What’s next: After gaining market share in the U.S., investments in additional individual animal management platforms and carbon footprint tracker tools are on the docket.

The RFID Rift

Welcome to the acronym party…

Ranchers Cattlemen Action Legal Fund United Stockgrowers of America (R-CALF USA) and the USDA’s subagency Animal and Plant Inspection Service (APHIS) are courting.

AKA, they’re seeing each other in court. AKA, there’s a lawsuit.

How we got here: An initial advisory committee spent months discussing the pros and cons of radio frequency identification (RFID) tags for traceability. But when the groups couldn’t reach a consensus, a new group – The Producer Traceability Council (PTC) – was formed.

The problem? Any opposing members to RFID weren’t invited to the PTC table. RFID advocates filled all the seats.

Then the USDA released a factsheet explaining the transition plan to RFID tags from metal ear tags on their website.

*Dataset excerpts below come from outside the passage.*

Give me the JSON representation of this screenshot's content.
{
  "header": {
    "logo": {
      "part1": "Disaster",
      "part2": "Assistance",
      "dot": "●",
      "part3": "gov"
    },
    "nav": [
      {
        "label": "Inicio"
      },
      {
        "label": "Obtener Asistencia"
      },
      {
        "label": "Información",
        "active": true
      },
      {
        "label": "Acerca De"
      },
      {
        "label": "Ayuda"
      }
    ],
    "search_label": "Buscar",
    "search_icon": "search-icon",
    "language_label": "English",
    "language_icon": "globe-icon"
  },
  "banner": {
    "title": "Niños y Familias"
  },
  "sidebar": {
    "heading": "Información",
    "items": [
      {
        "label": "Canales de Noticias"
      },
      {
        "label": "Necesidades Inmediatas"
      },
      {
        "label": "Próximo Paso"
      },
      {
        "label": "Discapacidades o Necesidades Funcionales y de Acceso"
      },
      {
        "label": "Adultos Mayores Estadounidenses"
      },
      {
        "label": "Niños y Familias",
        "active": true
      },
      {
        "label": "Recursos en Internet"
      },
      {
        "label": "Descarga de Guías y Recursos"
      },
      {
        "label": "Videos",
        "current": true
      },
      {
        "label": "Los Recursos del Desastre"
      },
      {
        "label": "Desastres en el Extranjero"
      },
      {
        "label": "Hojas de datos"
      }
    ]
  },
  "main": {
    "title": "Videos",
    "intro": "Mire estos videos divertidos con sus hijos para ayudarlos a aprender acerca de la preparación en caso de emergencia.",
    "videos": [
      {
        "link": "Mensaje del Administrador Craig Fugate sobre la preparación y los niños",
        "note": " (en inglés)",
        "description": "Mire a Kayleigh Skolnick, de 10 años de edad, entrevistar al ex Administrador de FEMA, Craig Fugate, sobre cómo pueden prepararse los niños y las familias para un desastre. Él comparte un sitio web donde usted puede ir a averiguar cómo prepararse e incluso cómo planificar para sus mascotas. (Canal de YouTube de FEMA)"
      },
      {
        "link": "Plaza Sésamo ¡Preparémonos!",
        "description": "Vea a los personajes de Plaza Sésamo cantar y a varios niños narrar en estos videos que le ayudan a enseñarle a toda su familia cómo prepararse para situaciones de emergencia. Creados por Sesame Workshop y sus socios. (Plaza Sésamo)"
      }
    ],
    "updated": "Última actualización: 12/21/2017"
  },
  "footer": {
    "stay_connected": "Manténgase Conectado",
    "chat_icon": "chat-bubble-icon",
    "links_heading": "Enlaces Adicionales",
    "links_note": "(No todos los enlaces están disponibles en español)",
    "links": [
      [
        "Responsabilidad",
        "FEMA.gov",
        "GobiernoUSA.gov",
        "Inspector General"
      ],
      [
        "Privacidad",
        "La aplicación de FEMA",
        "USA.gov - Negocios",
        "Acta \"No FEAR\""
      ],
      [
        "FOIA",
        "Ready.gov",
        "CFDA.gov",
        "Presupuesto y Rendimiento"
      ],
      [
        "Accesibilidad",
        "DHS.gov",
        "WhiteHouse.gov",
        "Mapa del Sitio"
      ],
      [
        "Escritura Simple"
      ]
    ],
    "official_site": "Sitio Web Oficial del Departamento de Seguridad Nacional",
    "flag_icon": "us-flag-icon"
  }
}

Let’s just say that none of this sat well with the R-CALF group…

R-CALF sees the proposed plans as imposing enormous cost requirements on operations with non-compliance leading to restricted market access.

Where this goes: After a quick legal hand slap from R-CALF, the USDA pumped the brakes and took the information off its website. With no new court dates set, R-CALF lawyers are filing complaints against the USDA for breaking rules and not allowing a public comment period. More to come here.